In highly competitive global trading environment, the London Market must keep pace with the regional hubs which are vying for its business if we are to retain our position as a global centre. We can already look to other popular global domiciles like Bermuda, Singapore and Hong Kong who are actively using their solvency regime in a more proportionate manner to ensure they stay competitive. They interpret governance and reporting requirements, roles and responsibility clauses more flexibly so that they are able to operate with more agility. Their nuanced approach to Solvency II means that they still stay within the rules and, crucially, remain competitive in the global market.

The proposals can also be resolved within the UK’s current framework without compromising its own alignment with the Solvency II regime. Which is the right thing to do and exactly what the London market is asking for.

We have undertaken a concerted campaign in Westminster and Whitehall to put forward our suggestions for both the Solvency II review and other improvements we think the government could help with. In June alone we met H.M Treasury, the PRA, Number 10 as well as slew of MPs and peers. We hope to continue these discussions once the summer recess is over.

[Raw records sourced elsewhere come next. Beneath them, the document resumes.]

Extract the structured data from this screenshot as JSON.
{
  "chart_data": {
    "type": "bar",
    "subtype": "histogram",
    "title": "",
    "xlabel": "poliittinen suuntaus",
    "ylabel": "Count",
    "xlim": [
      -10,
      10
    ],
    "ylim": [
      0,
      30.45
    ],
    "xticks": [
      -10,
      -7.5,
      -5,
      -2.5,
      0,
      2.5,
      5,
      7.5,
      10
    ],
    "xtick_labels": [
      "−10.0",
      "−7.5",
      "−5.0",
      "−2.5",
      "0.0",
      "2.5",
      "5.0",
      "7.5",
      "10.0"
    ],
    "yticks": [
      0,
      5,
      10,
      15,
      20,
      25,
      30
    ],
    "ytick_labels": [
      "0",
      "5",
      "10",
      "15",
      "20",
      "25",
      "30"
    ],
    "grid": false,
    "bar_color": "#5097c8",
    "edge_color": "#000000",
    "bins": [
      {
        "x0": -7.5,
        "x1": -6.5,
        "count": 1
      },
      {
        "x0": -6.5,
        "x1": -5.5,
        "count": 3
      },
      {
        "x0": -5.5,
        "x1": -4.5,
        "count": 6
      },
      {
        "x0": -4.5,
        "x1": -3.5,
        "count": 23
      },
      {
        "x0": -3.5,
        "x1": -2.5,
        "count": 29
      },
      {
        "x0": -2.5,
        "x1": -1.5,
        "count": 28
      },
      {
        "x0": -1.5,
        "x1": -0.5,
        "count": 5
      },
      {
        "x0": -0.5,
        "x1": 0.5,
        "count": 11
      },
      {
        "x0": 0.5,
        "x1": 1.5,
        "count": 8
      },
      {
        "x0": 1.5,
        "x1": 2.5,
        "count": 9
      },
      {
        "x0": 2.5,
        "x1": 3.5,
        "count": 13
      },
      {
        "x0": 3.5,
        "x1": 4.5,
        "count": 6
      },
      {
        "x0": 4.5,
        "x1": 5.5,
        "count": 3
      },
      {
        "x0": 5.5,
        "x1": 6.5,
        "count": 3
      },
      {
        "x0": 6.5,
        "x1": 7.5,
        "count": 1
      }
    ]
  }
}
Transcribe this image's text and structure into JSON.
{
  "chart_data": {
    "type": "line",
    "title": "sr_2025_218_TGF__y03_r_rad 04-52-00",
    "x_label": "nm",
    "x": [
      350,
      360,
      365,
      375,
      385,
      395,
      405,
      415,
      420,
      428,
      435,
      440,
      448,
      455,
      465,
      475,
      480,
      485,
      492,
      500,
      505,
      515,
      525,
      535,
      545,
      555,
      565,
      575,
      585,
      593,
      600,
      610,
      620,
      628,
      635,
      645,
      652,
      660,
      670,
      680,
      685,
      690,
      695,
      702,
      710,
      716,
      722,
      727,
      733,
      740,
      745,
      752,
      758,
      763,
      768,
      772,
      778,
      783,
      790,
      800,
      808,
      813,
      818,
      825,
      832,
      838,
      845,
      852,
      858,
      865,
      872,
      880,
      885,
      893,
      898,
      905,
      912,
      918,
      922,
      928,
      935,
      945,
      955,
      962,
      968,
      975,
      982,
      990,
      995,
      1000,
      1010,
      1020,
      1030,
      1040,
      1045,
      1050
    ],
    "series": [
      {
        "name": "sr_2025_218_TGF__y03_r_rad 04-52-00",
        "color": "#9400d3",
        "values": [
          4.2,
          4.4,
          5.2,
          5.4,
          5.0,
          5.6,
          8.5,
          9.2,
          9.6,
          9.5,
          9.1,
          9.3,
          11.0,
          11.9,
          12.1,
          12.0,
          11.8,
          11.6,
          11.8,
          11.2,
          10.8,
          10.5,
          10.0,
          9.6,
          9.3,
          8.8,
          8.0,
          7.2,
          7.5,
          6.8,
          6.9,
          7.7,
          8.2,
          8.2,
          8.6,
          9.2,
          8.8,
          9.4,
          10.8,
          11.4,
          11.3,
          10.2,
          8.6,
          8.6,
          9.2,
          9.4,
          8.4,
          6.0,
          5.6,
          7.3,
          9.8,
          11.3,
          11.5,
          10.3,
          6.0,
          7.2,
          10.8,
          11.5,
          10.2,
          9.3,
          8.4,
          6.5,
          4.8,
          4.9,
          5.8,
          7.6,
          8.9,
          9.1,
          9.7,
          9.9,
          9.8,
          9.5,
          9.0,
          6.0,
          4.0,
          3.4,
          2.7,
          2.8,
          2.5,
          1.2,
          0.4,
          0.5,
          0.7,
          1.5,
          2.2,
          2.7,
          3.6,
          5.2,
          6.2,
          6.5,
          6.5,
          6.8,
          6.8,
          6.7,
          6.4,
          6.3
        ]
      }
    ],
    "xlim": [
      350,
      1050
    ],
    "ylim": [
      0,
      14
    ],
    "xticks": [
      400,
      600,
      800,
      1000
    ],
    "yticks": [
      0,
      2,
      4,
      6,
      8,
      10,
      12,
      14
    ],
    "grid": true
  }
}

This is not about a race to the bottom in terms of regulatory standards. A reduction in UK regulation or a dilution in UK regulatory standards would not benefit anyone. Far from it. International clients and investors absolutely see adherence to Solvency II as a benefit of doing business in the UK. Solvency II is resolutely a force for good. As burdensome as it may be, it works effectively in the London Market’s interest. The key is to put a shine on its armour.